Here's the cmd I have for now which detect the first ((( but then stop...

sed -e "/(((/,/)))/d" file.txt
  • Do you want to keep the ((( and ))) in the text? Commented Mar 10, 2015 at 14:53
  • How complex can this get? Can there be nested parentheses? Things like ((( foo ((( bar))) baz)))? How would you like those to be dealt with? How about ((( foo \n bar (((baz))) )))?
    – terdon
    Commented Mar 10, 2015 at 15:04
  • No actualy I need to remove what' inside those. And if there's line break it need to be aware of that too.
    – Warface
    Commented Mar 10, 2015 at 15:05
  • @terdon No there's no nested ((( ))). But it have line breaks so it should be able to search on other lines to find the closing parentheses.
    – Warface
    Commented Mar 10, 2015 at 15:14

3 Answers 3

sed -e :p -e '/(((/!b     
'   -e :n -e 's/)))/\     
/;            s/(((.*\n//; tp
$d;N;         s//(((/;     tn'

This should do it. It will branch away (and consequently autoprint) any lines not matching ((( but once one is found it attempts to remove everything between the first occurring ((( sequence and the first occurring ))). If it cannot because the trailing ))) is not found on the current line then it pulls in the Next line, removes everything between the ((( and the head of the next line, and searches again. If it makes it to the end of the $last line while still searching for ))) it gives up.
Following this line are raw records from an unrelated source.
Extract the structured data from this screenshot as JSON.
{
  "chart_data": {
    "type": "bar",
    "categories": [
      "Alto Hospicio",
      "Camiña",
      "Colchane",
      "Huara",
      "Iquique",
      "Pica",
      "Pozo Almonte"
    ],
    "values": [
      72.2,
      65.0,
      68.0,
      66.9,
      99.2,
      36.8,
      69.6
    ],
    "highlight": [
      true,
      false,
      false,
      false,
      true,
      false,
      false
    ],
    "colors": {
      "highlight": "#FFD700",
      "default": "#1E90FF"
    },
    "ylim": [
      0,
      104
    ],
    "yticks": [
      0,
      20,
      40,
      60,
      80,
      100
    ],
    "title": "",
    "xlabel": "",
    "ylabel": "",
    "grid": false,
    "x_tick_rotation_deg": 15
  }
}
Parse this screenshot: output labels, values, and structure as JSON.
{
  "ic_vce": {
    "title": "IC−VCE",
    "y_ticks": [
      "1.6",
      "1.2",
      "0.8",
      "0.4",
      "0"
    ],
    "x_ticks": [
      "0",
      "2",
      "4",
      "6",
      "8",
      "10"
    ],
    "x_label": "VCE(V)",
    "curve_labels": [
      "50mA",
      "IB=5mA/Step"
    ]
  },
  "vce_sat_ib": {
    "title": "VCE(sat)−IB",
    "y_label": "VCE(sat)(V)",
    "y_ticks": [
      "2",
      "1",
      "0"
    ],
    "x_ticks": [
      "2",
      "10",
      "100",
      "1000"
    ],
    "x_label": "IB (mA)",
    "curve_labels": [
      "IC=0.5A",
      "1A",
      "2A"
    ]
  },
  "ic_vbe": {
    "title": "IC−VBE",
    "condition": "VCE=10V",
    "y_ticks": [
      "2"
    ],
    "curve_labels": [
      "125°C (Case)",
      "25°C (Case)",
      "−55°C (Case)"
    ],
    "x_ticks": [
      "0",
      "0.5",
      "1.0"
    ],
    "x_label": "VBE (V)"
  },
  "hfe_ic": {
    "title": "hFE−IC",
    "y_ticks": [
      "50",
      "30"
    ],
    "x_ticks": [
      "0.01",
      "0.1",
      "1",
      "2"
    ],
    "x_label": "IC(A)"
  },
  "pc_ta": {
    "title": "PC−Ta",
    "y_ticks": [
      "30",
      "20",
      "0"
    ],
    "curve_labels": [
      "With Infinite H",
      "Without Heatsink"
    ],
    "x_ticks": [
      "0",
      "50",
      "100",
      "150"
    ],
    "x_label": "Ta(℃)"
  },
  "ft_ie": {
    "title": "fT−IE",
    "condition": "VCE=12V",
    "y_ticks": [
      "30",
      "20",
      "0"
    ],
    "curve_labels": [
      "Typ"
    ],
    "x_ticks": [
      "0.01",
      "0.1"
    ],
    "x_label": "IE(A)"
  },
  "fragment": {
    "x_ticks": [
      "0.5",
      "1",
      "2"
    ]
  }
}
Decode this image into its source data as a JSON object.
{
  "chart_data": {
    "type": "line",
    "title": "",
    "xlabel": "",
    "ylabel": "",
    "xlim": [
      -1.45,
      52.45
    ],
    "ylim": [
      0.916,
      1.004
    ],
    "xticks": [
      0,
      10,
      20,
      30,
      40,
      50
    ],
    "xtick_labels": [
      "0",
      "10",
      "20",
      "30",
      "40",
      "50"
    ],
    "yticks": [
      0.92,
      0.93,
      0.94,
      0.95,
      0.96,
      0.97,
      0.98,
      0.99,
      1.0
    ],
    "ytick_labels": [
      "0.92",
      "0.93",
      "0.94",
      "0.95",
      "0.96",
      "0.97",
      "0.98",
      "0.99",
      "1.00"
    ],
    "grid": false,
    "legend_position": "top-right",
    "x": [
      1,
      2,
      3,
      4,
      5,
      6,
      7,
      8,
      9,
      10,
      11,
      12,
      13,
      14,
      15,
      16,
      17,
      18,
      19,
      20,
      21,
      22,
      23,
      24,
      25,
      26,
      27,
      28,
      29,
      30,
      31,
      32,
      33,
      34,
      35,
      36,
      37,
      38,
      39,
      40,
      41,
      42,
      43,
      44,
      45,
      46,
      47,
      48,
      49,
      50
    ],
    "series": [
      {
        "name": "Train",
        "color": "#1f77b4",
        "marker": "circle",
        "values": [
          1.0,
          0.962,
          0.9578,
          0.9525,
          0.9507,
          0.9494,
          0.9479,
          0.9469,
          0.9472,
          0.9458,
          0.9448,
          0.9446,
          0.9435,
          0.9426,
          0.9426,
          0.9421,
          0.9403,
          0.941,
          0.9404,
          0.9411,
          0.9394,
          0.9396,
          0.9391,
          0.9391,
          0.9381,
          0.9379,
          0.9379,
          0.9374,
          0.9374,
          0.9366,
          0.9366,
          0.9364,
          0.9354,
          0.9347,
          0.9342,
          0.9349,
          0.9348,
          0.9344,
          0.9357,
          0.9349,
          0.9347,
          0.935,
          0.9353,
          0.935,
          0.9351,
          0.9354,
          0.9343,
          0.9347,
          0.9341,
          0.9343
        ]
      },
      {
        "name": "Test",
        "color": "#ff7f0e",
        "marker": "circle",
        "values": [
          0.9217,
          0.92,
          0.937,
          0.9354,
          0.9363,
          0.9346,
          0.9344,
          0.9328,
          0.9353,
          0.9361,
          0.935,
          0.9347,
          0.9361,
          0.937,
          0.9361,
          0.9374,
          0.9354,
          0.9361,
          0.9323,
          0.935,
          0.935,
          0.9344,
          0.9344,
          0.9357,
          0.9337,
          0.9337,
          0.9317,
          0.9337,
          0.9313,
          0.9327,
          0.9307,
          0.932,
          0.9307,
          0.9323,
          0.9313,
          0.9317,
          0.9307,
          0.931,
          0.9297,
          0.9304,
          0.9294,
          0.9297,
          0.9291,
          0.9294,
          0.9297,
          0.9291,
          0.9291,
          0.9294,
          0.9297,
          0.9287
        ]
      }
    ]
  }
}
In this way it never buffers more than a line at a time because it removes all that follows ((( each time it has to pull in a newline.

It should handle as many ((( ))) pairs as might occur on a line - and it does not matter if any ( or ) occur between the two ends - it will seek past 2 or fewer ) and any number of (.

After finding ))) it resets to a search for ((( and so it doesn't fail to handle the next pair even after crossing new-line boundaries.

  1. :p - declare the p branch label. The script branches here if it can replace a ))) sequence with a newline then subsequently remove everything between ((( and \n.
  2. /(((/!b - branch away - and autoprint pattern space - if there are no remaining ((( sequences in pattern space.
  3. :n - declare the branch :label n. The script branches here if a ((( is found but a ))) cannot be found on the same line.
  4. s/)))/\n/ - substitute first occurrence of ))) for a newline. This only happens if a ((( has already been matched.
  5. s/(((.*\n// - substitute away everything between first ((( and the only \newline in pattern space.
  6. tp - test for a successful substitution; if true, branch to label :p.
  7. $d;N - the last substitution was not successful; if current line is the $last delete it, else append the Next to pattern space.
  8. s//(((/;tn - repeat last regexp and substitute all between first occurring ((( and the newline just added for ((( then branch to label :n.

Doing this for single line strings is very simple:

sed 's/((([^)]*)))//g' file

If you need it to deal with multiline strings, it gets more complex. One approach would be to use tr to replace all newlines with the null character (\0), make the substitution and translate back again:

tr '\n' '\0' < file | sed 's/((([^)]*)))//g' | tr '\0' '\n'

Alternatively, you could just use perl:

perl -0pe 's/\(\(\([^)]+\)\)\)//g;' file

The -0 causes perl to read the entire file into memory (this might be a problem for huge files), the -p means "print each line" but because of the -0, the "line" is actually the entire file. The s/// is the same idea as for sed.

  • I think I don't have a choice to use the perl command since sed seems to only works with lines. Thanks
    – Warface
    Commented Mar 10, 2015 at 15:26
  • @Warface not sure what you mean. Sed can actually deal with multiline operations, it's just difficult.
    – terdon
    Commented Mar 10, 2015 at 15:47


sed 's/((([^)]*)))//' file

or probably even better in your sentence

sed 's/ ((([^)]*)))//' file
  • Oh damn it only works if there's only 1 word inside the delimiter what about paragraph?
    – Warface
    Commented Mar 10, 2015 at 14:55
  • If the string/paragraph have line breaks in it seems that it doesn't work.